Fidèle à son comportement habituel, Nicolas Sarkozy, hier soir, a riposté à sa mise en examen pour corruption active et trafic d’influence, par une attaque en règle contre les deux juges qui lui ont signifié leur décision mercredi matin à 2h30. Il ne s’est pas trop expliqué sur la complexe procédure engagée contre lui, mais il a affirmé imprudemment qu’il était victime d’un complot organisé par le pouvoir politique et la justice.

« JE N’AI RIEN À ME REPROCHER », a déclaré l’ancien président en regardant ses interlocuteurs de TF1 et d’Europe 1 droit dans les yeux, oubliant que Jérôme Cahuzac, en son temps, avait fait le même serment et préparé ainsi sa propre déchéance. Comme argumentation, c’est un peu mince. Qu’ensuite, il ait réaffirmé qu’il ne renonçait à rien, c’est-à-dire à sa candidature à un second mandat présidentiel, était le moins que l’on pût attendre de lui. Comment il franchira les innombrables obstacles judiciaires et politiques qui seront érigés sur sa route est une autre affaire.

Riposter sur le plan judiciaire.

M. Sarkozy n’a pas fait autre chose, hier, qu’essayer de rassurer son électorat potentiel sur sa détermination et sa probité. Il n’avait pas besoin de s’en prendre aux deux juges, même s’il a d’excellentes de raisons de penser qu’elles sont partiales. L’une des deux au moins a milité publiquement contre lui. Comme le dit Nathalie Kosciusko-Morizet, elle aurait dû d’emblée « se déporter », c’est-à-dire se récuser.
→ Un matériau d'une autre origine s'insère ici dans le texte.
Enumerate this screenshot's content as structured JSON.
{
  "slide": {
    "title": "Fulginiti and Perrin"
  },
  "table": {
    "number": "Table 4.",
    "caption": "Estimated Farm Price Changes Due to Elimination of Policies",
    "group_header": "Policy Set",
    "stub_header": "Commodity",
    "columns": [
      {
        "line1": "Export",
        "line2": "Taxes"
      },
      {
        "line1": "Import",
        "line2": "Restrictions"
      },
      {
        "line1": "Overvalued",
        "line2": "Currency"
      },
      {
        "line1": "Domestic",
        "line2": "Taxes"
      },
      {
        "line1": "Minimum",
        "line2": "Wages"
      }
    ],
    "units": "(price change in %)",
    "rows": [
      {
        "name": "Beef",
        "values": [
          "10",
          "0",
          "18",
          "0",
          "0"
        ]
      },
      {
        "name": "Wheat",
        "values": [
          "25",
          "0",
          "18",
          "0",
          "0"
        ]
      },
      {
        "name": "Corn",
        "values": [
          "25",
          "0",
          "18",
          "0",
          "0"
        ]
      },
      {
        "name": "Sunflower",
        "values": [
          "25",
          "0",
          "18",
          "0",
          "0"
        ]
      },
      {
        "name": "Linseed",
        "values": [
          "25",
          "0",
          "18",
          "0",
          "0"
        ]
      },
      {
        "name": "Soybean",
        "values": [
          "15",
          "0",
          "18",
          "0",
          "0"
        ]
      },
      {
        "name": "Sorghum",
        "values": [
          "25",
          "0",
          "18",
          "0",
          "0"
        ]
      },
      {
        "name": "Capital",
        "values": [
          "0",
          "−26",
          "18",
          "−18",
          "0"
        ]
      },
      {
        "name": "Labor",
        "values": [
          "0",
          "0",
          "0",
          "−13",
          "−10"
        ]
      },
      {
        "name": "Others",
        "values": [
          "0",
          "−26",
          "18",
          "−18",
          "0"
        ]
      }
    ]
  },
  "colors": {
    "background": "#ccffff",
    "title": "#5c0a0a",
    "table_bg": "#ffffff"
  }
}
Mais justement, le problème, pour M. Sarkozy, c’est qu’il inspire autant d’aversion chez ceux qui le combattent que d’enthousiasme chez ceux qui le soutiennent. Il aurait donc dû donner de lui-même, et en dépit de circonstances particulièrement dramatiques, une image plus apaisée. Rien ne lui interdit en effet d’apporter aux décisions de justice qui l’accablent une contradiction juridique : il peut, par exemple, demander l’annulation d’une procédure (des écoutes téléphoniques qui ont violé le secret du colloque entre un avocat et son client) ou même un dépaysement de son dossier dans une région où les passions seraient moins intenses et les juges moins engagés politiquement.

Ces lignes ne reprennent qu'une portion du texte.